The tornadoes first formed in southwest Oklahoma near Apache just before
5pm, and they just kept coming. By 5pm the next day (May 4), 75 tornadoes
(72 in Oklahoma alone) had torn through Oklahoma and Kansas--more tornadoes
than Oklahoma normally experiences in a year.
Tornado outbreaks of this magnitude are not unusual, occurring approximately
every five years. What is unusual about the May 3, 1999 tornado outbreak
in the central Plains was that F4 and F5 tornadoes hit a highly populated
area. Large cities occupy a very small percentage of total land area in
the United States, and the 2 percent of all tornadoes in the U.S. that
are F4's and F5's generally occur in rural areas.
Amazingly, in the 8,000 buildings damaged or destroyed in Oklahoma alone,
only 42 people died. Only 42. It sounds terrible. But seeing the destruction,
the 38-mile path of complete devastation in the Oklahoma City metropolitan
area alone, most of us were sickened by the surety of hundreds of deaths.

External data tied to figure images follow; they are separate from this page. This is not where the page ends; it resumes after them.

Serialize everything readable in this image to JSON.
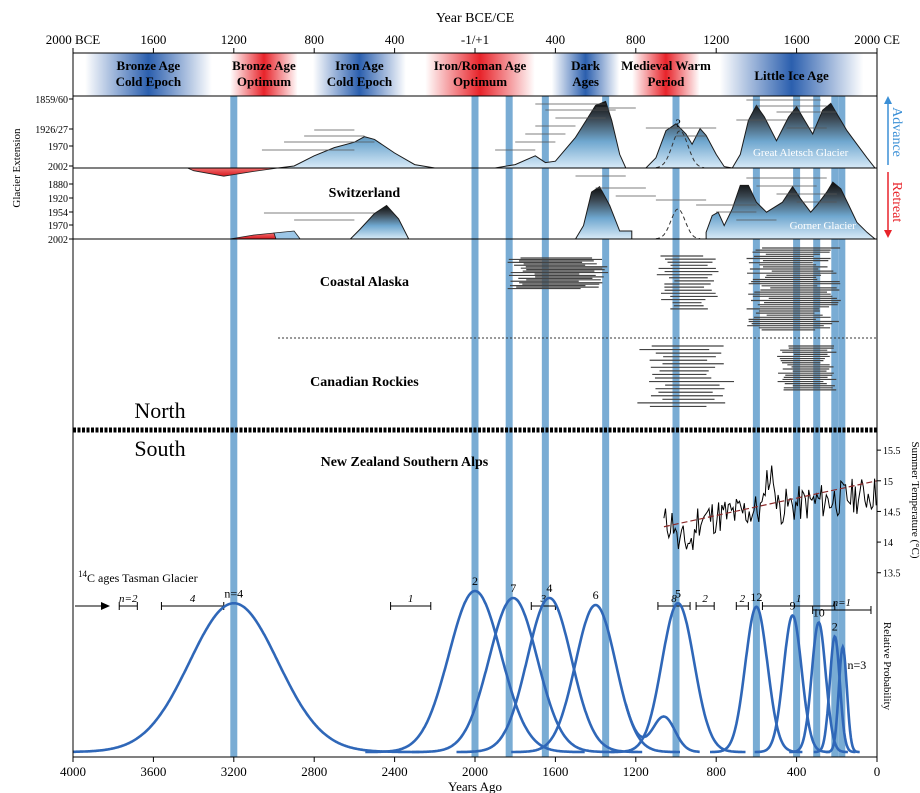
{
  "chart_data": {
    "type": "line",
    "top_axis": {
      "label": "Year BCE/CE",
      "ticks": [
        "2000 BCE",
        "1600",
        "1200",
        "800",
        "400",
        "-1/+1",
        "400",
        "800",
        "1200",
        "1600",
        "2000 CE"
      ],
      "years_ago": [
        4000,
        3600,
        3200,
        2800,
        2400,
        2000,
        1600,
        1200,
        800,
        400,
        0
      ]
    },
    "bottom_axis": {
      "label": "Years Ago",
      "ticks": [
        "4000",
        "3600",
        "3200",
        "2800",
        "2400",
        "2000",
        "1600",
        "1200",
        "800",
        "400",
        "0"
      ],
      "values": [
        4000,
        3600,
        3200,
        2800,
        2400,
        2000,
        1600,
        1200,
        800,
        400,
        0
      ],
      "range": [
        4000,
        0
      ]
    },
    "periods": [
      {
        "name": "Bronze Age\nCold Epoch",
        "from": 4000,
        "to": 3250,
        "kind": "cold"
      },
      {
        "name": "Bronze Age\nOptimum",
        "from": 3250,
        "to": 2850,
        "kind": "warm"
      },
      {
        "name": "Iron Age\nCold Epoch",
        "from": 2850,
        "to": 2300,
        "kind": "cold"
      },
      {
        "name": "Iron/Roman Age\nOptimum",
        "from": 2300,
        "to": 1650,
        "kind": "warm"
      },
      {
        "name": "Dark\nAges",
        "from": 1650,
        "to": 1250,
        "kind": "cold"
      },
      {
        "name": "Medieval Warm\nPeriod",
        "from": 1250,
        "to": 850,
        "kind": "warm"
      },
      {
        "name": "Little Ice Age",
        "from": 850,
        "to": 0,
        "kind": "cold"
      }
    ],
    "glacier_extension_label": "Glacier Extension",
    "advance_label": "Advance",
    "retreat_label": "Retreat",
    "aletsch": {
      "name": "Great Aletsch Glacier",
      "ticks": [
        "1859/60",
        "1926/27",
        "1970",
        "2002"
      ],
      "curve": [
        [
          4000,
          0
        ],
        [
          3600,
          0
        ],
        [
          3400,
          -0.04
        ],
        [
          3250,
          -0.12
        ],
        [
          3100,
          -0.05
        ],
        [
          2980,
          0
        ],
        [
          2900,
          0.03
        ],
        [
          2800,
          0.18
        ],
        [
          2700,
          0.3
        ],
        [
          2600,
          0.38
        ],
        [
          2550,
          0.46
        ],
        [
          2500,
          0.42
        ],
        [
          2400,
          0.22
        ],
        [
          2300,
          0.05
        ],
        [
          2200,
          0
        ],
        [
          2100,
          -0.02
        ],
        [
          2000,
          -0.02
        ],
        [
          1900,
          0
        ],
        [
          1800,
          0.05
        ],
        [
          1700,
          0.18
        ],
        [
          1650,
          0.08
        ],
        [
          1600,
          0.1
        ],
        [
          1500,
          0.45
        ],
        [
          1400,
          0.92
        ],
        [
          1350,
          0.98
        ],
        [
          1320,
          0.7
        ],
        [
          1280,
          0.2
        ],
        [
          1250,
          0
        ],
        [
          1150,
          0
        ],
        [
          1100,
          0.15
        ],
        [
          1050,
          0.55
        ],
        [
          1000,
          0.65
        ],
        [
          950,
          0.5
        ],
        [
          920,
          0.35
        ],
        [
          880,
          0.58
        ],
        [
          850,
          0.48
        ],
        [
          800,
          0.2
        ],
        [
          760,
          0.02
        ],
        [
          720,
          0
        ],
        [
          680,
          0.2
        ],
        [
          640,
          0.7
        ],
        [
          600,
          0.92
        ],
        [
          560,
          0.75
        ],
        [
          500,
          0.4
        ],
        [
          440,
          0.75
        ],
        [
          400,
          0.9
        ],
        [
          360,
          0.7
        ],
        [
          320,
          0.5
        ],
        [
          270,
          0.85
        ],
        [
          230,
          0.95
        ],
        [
          200,
          0.8
        ],
        [
          150,
          0.55
        ],
        [
          100,
          0.35
        ],
        [
          50,
          0.15
        ],
        [
          10,
          0
        ]
      ],
      "question_mark": "?"
    },
    "gorner": {
      "name": "Gorner Glacier",
      "region_label": "Switzerland",
      "ticks": [
        "1880",
        "1920",
        "1954",
        "1970",
        "2002"
      ]
    },
    "region_labels": [
      "Coastal Alaska",
      "Canadian Rockies",
      "New Zealand Southern Alps"
    ],
    "hemisphere_labels": [
      "North",
      "South"
    ],
    "highlight_years_ago": [
      3200,
      2000,
      1830,
      1650,
      1350,
      1000,
      600,
      400,
      300,
      210,
      175
    ],
    "temperature": {
      "ylabel": "Summer Temperature (°C)",
      "ticks": [
        "15.5",
        "15",
        "14.5",
        "14",
        "13.5"
      ],
      "tick_values": [
        15.5,
        15,
        14.5,
        14,
        13.5
      ],
      "range_years_ago": [
        1060,
        0
      ],
      "trend": [
        [
          1060,
          14.25
        ],
        [
          0,
          15.0
        ]
      ]
    },
    "c14_label": "C ages Tasman Glacier",
    "c14_superscript": "14",
    "c14_brackets": [
      {
        "from": 3770,
        "to": 3680,
        "label": "n=2"
      },
      {
        "from": 3560,
        "to": 3250,
        "label": "4"
      },
      {
        "from": 2420,
        "to": 2220,
        "label": "1"
      },
      {
        "from": 1720,
        "to": 1600,
        "label": "3"
      },
      {
        "from": 1090,
        "to": 930,
        "label": "8"
      },
      {
        "from": 900,
        "to": 810,
        "label": "2"
      },
      {
        "from": 700,
        "to": 640,
        "label": "2"
      },
      {
        "from": 570,
        "to": 210,
        "label": "1"
      },
      {
        "from": 320,
        "to": 30,
        "label": "n=1"
      }
    ],
    "probability": {
      "ylabel": "Relative Probability",
      "peaks": [
        {
          "center": 3200,
          "sigma": 220,
          "height": 0.85,
          "label": "n=4"
        },
        {
          "center": 2000,
          "sigma": 130,
          "height": 0.92,
          "label": "2"
        },
        {
          "center": 1810,
          "sigma": 120,
          "height": 0.88,
          "label": "7"
        },
        {
          "center": 1630,
          "sigma": 110,
          "height": 0.88,
          "label": "4"
        },
        {
          "center": 1400,
          "sigma": 100,
          "height": 0.84,
          "label": "6"
        },
        {
          "center": 990,
          "sigma": 80,
          "height": 0.85,
          "label": "5"
        },
        {
          "center": 600,
          "sigma": 55,
          "height": 0.83,
          "label": "12"
        },
        {
          "center": 420,
          "sigma": 45,
          "height": 0.78,
          "label": "9"
        },
        {
          "center": 290,
          "sigma": 35,
          "height": 0.74,
          "label": "10"
        },
        {
          "center": 210,
          "sigma": 25,
          "height": 0.66,
          "label": "2"
        },
        {
          "center": 170,
          "sigma": 20,
          "height": 0.6,
          "label": "n=3"
        }
      ]
    },
    "colors": {
      "highlight": "#6aa3cf",
      "curve": "#2f67b8",
      "warm": "#e8232a",
      "cold": "#2b5fae"
    }
  }
}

Maybe even thousands. Advance warnings from the NWS that were broadcast
on local television and radio stations, NOAA Weather Radio and amateur
(HAM) radio, gave us plenty of time to seek shelter and kept the loss
of life to a minimum.
What also makes this case unusual was that an F5 tornado passed fewer
than 10 miles from NSSL and NWS offices. We had teams out studying this
tremendous event as it began, and they obtained unprecedented information
that will one day bring some good out of this tragedy.